Local governments such as panchayats and municipalities which were given constitutional status vide 73rd and 74th constitutional amendments, have made less progress because they remain powerless and ineffective.


  • Inadequate money to meet their basic requirements
  • Spending even untied grants allocated to local government, is itself fraught with several conditions
  • Less investment and hence local governments find difficult to raise their own taxes and user charges. States like Rajasthan, Punjab, and Haryana have abolished property taxes.
  • It is estimated that Local government expenditure as a percentage of GDP is only 2 percent compared with the OECD (14 percent), China (11 percent), and Brazil (7 percent).


  • Local governments do not have the staff to perform even basic tasks. There is no dedicated carder of people or service is working for Panchayati raj. This makes administrative and documentation work very difficult.
  • as most staff are hired by higher-level departments staff do not feel responsible to local governments


  • In 2005, the Gujarat government postponed the Ahmedabad corporation elections. However, a Supreme Court constitutional bench held that under no circumstances can such postponements be allowed.
  • Also in Tamil Nadu, panchayat elections have not been held for over two years now, resulting in the State losing finance commission grants from the Union government


  • There is a lack of clear setting of agenda in gram sabha, gram Samiti meetings and there is a lot of adhocism with no proper structure
  • Also Proxy for reserved seats: Landlord and relatives many a time give a proxy for SC/ST’s and women.


  • Criminalization of politics is also rampant in local self-government particularly criminal elements and contractors are attracted to local government elections. There is a chain of corruption involving a partnership between elected representatives and officials at all levels.
  • People erroneously perceive higher corruption at the local level, simply because it is more visible.


  • It is to be noted that local government involvement in central programmes, does not constitute devolution. The current Union government has further centralized service delivery by using technology, and panchayats are nothing more than front offices for several Union government programmes. For example in the ‘Smart City’ programme States have been forced to constitute ‘special purpose vehicles’ to expense these grants and it does not devolve its funds to the municipalities.
  • There is no public outrage to highlight the difficulties faced by local government because people do not distinguish the level of government for delivery of services.
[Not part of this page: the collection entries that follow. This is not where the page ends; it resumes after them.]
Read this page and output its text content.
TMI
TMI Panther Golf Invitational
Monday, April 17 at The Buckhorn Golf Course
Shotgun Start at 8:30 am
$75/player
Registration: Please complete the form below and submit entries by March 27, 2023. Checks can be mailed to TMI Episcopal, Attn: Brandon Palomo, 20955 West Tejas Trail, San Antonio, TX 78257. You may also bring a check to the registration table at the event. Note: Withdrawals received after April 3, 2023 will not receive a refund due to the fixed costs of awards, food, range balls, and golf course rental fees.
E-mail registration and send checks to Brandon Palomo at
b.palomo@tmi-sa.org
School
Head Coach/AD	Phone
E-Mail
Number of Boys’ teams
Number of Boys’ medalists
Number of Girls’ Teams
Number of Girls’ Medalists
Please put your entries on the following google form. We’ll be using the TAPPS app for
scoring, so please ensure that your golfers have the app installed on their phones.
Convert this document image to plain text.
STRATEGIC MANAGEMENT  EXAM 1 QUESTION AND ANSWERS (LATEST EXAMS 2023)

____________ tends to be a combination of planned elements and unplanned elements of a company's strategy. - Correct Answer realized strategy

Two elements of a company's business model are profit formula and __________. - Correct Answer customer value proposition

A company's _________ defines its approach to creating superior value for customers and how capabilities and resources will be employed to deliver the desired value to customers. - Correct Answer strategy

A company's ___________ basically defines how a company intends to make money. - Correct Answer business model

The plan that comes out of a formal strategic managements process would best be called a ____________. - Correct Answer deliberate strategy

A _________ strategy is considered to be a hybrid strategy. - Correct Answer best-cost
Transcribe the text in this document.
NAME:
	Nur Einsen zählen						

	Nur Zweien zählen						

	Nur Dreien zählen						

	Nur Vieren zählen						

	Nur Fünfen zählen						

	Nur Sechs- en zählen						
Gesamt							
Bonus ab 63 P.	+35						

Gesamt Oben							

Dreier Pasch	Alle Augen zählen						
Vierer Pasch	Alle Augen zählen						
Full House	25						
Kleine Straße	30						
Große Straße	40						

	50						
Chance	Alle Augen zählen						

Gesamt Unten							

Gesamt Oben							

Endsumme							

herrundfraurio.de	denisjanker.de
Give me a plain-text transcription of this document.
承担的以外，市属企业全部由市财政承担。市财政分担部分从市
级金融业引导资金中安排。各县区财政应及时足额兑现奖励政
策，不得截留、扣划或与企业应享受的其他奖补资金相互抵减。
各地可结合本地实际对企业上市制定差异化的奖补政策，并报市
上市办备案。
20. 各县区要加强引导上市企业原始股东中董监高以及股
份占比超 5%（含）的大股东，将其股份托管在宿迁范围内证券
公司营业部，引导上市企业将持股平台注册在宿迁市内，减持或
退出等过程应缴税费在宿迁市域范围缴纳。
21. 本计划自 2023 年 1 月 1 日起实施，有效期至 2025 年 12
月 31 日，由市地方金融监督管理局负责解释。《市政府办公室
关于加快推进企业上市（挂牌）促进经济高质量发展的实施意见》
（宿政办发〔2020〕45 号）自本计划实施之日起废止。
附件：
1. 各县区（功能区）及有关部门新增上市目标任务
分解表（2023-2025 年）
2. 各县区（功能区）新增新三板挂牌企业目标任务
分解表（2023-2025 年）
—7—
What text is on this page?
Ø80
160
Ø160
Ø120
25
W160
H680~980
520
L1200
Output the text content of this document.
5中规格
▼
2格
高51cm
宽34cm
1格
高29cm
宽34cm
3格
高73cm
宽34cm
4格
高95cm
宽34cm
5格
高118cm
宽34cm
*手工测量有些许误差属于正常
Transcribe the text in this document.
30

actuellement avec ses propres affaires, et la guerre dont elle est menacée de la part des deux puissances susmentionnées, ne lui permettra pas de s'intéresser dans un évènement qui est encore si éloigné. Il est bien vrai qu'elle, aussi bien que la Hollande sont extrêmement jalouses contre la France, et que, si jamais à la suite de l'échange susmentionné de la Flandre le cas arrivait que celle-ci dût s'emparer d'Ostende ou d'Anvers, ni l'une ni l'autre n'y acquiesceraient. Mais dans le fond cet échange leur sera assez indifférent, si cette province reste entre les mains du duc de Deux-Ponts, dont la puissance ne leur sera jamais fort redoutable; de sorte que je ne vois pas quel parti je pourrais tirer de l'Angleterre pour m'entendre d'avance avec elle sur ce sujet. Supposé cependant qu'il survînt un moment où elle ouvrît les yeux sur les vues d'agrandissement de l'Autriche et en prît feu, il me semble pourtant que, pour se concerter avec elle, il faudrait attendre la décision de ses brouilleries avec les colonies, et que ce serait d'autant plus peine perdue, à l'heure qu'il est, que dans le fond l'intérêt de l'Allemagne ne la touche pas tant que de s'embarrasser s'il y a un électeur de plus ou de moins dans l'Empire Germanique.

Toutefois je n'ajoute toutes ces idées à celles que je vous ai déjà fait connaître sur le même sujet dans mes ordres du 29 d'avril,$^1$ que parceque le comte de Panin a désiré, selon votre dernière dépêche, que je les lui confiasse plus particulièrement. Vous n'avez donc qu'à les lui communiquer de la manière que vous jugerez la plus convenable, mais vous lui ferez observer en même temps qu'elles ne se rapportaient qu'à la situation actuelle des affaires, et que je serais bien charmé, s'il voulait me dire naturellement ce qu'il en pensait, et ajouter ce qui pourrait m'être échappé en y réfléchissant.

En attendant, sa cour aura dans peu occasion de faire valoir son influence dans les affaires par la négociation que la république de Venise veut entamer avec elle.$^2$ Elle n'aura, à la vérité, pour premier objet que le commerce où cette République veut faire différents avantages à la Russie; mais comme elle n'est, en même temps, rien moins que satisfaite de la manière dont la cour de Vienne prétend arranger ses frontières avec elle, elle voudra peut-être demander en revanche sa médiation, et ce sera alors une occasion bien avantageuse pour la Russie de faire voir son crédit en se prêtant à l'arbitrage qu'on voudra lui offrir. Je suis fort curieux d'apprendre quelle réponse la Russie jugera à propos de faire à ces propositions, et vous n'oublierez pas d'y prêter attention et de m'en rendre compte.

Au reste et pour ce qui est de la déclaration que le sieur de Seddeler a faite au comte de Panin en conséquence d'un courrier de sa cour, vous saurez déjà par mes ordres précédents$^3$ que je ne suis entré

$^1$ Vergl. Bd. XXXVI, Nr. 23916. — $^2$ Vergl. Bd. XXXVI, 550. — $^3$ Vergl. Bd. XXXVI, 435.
  • Creation of parallel bodies has weakened the panchayats and Municipalities. This has also weakened the process of decentralized democracy. For Example, Haryana has created a Rural Development Agency, presided over by the Chief Minister, to enter into the functional domain of panchayats.


  1. Meeting of gram sabhas and committees to be videographed
  2. Consultations with the gram sabha could be organised through smaller discussions where everybody can really participate.
  3. Even Short Message Services or social media groups could be used for discussions between members.
  • ORGANISATIONAL STRUCTURES HAVE TO BE STRENGTHENED: Local governments must be enabled to hold State departments accountable and to provide quality, corruption-free service to them, through service-level agreements.
  • ADEQUATE TRAINING: to develop expertise in the members so that they contribute more in the planning process and in the implementation of policies and programmes.
  • STRENGTHEN LOCAL TAXATION AVENUES: local governments should be able to raise their own taxes and user charges to augment their resources.


Robust democratic culture requires effective decentralization to prevent operation of criminal politicians at a higher level. Also, it is easy to keep track of corruption at local government.